The Federal Reserve said consumers took out $5.44 billion more in credit than they paid off in August as auto loans and credit card debt grew more rapidly.
Consumer debt had risen $3.62 billion in July, a 6.7% annual rate, as the pace of borrowing slowed momentarily following several months of rapid gains.
In August, auto loans grew by $2.29 billion, a 9.7% rate of increase, following a 4.7% pace in July.
Michael Penzer, an economist with Bank of America in San Francisco, said the August increase was somewhat higher than many economists had been looking for and in part represented a reaction to the sluggish July increase.
Penzer noted that consumer debt has risen by 9% in the past year as personal incomes have gone up by a 7.5% annual rate, indicating that Americans were still willing to take on debt at a faster pace than their incomes were rising.
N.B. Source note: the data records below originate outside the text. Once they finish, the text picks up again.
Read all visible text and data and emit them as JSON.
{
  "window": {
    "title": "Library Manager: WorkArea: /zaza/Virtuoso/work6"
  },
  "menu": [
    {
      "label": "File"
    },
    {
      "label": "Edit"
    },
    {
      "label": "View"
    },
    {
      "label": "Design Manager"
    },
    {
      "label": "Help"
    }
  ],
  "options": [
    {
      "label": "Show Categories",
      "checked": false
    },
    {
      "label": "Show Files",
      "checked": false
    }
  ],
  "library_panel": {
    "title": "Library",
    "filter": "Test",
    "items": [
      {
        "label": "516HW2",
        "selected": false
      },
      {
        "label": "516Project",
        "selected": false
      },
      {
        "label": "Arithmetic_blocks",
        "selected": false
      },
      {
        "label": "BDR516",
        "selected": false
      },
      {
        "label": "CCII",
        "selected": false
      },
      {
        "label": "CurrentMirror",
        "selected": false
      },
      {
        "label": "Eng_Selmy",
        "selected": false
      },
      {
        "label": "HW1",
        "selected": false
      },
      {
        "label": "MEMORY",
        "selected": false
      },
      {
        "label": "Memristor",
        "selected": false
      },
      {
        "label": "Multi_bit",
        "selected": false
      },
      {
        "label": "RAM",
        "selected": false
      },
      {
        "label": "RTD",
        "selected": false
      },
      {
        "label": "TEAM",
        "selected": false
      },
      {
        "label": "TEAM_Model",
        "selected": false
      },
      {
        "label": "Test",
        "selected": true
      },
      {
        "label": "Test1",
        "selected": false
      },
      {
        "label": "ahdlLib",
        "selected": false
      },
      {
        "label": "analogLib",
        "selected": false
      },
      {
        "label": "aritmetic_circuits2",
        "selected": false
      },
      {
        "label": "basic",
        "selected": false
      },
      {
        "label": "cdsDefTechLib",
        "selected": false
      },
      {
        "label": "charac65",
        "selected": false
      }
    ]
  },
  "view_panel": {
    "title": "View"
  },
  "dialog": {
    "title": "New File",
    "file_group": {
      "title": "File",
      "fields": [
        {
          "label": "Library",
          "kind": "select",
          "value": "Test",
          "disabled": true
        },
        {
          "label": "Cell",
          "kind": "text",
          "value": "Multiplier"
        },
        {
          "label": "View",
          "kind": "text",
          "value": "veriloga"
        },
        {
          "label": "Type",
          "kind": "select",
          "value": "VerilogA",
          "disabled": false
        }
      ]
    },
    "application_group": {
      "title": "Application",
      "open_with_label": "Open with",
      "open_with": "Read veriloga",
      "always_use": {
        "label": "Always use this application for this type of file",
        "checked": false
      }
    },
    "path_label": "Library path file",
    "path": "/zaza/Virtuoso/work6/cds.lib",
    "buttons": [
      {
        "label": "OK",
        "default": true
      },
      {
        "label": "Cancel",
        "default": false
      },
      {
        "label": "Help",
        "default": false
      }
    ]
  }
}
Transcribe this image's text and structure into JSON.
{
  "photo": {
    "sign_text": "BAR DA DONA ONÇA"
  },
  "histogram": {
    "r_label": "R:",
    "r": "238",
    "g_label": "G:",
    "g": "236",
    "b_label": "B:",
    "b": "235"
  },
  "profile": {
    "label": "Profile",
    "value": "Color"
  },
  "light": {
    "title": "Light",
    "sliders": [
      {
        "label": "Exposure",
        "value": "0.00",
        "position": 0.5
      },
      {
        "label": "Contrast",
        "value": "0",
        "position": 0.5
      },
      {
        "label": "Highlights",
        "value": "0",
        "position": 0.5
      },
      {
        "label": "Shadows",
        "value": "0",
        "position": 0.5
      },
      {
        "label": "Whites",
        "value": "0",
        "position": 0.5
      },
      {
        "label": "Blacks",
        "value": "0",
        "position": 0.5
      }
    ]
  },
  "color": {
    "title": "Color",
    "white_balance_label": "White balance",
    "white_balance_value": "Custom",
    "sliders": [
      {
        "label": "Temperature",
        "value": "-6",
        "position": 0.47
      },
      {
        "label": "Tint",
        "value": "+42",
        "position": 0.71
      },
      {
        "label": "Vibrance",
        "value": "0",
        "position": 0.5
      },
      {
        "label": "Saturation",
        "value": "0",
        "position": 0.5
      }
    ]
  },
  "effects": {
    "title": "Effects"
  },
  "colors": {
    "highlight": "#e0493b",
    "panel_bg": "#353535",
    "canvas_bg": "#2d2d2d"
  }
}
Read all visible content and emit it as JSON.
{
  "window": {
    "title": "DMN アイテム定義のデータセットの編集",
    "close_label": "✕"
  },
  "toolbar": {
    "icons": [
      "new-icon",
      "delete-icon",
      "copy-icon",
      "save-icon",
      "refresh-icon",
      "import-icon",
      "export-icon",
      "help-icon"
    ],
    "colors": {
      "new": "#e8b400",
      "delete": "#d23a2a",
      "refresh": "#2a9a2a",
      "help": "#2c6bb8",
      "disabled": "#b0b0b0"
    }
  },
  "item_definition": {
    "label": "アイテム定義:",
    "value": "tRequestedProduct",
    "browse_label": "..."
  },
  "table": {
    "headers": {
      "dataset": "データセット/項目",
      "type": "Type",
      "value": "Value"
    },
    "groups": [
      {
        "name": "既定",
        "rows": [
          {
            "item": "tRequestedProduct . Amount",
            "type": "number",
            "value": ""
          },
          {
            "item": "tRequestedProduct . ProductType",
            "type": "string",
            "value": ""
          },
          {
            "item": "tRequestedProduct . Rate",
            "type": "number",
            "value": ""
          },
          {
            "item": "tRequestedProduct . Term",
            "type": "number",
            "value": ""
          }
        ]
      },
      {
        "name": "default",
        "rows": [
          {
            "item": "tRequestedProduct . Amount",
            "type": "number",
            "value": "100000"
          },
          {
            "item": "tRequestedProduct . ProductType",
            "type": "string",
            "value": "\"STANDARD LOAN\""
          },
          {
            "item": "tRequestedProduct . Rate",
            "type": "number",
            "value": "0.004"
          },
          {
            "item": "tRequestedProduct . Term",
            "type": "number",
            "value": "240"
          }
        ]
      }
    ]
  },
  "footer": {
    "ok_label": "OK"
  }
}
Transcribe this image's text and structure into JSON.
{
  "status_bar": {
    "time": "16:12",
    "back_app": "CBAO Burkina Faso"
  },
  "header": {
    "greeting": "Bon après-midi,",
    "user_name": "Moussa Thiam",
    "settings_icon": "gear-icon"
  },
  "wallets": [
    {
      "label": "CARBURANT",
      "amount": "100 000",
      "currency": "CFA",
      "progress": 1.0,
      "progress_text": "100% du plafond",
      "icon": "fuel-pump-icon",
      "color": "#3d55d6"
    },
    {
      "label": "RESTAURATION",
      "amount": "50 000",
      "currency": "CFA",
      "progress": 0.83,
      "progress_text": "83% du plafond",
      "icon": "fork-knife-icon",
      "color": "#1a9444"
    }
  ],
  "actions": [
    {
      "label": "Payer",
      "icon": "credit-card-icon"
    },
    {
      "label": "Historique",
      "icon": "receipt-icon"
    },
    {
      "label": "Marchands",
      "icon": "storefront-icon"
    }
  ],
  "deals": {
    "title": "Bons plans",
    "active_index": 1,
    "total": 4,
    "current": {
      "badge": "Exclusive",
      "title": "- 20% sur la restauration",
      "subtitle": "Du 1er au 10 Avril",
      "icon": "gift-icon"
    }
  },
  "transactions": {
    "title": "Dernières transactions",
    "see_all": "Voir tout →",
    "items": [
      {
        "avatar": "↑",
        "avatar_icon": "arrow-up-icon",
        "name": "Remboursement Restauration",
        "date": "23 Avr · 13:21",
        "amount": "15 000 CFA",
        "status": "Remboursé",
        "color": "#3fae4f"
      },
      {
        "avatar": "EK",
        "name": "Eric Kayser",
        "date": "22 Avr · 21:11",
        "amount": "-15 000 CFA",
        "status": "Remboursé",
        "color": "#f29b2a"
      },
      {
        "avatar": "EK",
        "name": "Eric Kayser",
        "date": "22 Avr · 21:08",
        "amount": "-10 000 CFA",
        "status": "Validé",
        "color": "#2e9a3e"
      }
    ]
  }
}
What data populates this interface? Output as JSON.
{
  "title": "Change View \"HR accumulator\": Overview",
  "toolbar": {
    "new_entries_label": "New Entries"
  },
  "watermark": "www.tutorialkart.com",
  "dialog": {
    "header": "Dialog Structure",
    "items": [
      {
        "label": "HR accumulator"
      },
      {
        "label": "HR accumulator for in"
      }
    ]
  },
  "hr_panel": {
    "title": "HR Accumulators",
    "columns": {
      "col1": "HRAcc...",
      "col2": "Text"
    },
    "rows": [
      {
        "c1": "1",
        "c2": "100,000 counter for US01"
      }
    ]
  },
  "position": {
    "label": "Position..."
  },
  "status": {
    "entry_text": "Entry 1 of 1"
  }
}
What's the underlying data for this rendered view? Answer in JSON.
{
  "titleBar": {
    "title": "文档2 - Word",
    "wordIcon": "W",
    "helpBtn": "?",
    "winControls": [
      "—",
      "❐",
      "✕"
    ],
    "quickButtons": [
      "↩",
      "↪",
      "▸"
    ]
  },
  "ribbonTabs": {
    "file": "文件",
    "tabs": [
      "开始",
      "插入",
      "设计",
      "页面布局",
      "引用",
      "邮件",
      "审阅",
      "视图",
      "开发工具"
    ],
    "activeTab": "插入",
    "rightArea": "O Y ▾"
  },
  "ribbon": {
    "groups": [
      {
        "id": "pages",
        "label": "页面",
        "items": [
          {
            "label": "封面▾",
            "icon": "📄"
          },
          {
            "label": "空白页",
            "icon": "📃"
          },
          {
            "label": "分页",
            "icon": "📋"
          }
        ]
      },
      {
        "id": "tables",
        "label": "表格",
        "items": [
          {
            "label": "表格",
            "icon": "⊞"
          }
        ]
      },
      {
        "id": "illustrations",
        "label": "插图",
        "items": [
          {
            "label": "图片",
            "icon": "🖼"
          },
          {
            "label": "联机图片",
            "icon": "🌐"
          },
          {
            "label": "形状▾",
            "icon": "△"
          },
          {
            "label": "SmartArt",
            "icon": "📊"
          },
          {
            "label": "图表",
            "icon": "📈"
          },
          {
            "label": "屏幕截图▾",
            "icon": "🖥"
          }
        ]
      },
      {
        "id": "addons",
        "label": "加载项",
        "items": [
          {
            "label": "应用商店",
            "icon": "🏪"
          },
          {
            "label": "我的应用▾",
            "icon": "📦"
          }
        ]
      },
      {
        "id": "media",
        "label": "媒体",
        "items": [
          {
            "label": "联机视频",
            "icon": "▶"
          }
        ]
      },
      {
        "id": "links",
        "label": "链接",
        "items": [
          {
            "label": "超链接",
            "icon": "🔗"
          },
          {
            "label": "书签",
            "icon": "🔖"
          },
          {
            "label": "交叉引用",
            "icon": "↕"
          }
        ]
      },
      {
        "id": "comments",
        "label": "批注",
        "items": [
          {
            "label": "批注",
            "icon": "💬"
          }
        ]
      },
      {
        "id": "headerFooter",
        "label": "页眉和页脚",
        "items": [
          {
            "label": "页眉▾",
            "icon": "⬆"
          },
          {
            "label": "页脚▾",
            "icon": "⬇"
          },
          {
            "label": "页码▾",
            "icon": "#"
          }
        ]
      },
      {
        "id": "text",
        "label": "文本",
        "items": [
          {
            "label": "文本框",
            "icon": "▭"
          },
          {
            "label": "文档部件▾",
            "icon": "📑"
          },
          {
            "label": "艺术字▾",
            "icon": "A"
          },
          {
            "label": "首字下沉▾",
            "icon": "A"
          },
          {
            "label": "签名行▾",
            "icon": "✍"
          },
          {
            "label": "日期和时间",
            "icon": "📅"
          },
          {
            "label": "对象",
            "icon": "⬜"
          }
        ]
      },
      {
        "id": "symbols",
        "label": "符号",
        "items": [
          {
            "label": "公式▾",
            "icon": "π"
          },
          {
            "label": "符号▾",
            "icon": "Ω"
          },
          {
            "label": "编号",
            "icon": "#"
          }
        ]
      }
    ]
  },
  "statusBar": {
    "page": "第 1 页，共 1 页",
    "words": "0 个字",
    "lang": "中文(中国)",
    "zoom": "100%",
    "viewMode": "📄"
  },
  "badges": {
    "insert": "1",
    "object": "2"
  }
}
“Even though a lot of private economists are looking for consumers to moderate their spending, this report doesn’t suggest they are doing that,” he said. “Anybody looking for a slowdown in the economy in the second half of the year won’t find it in these numbers.”
The Federal Reserve began a series of credit-tightening steps in late March in an effort to dampen demand and cool off inflationary pressures. Many analysts believe that the central bank will resume pushing interest rates higher after the Nov. 8 election.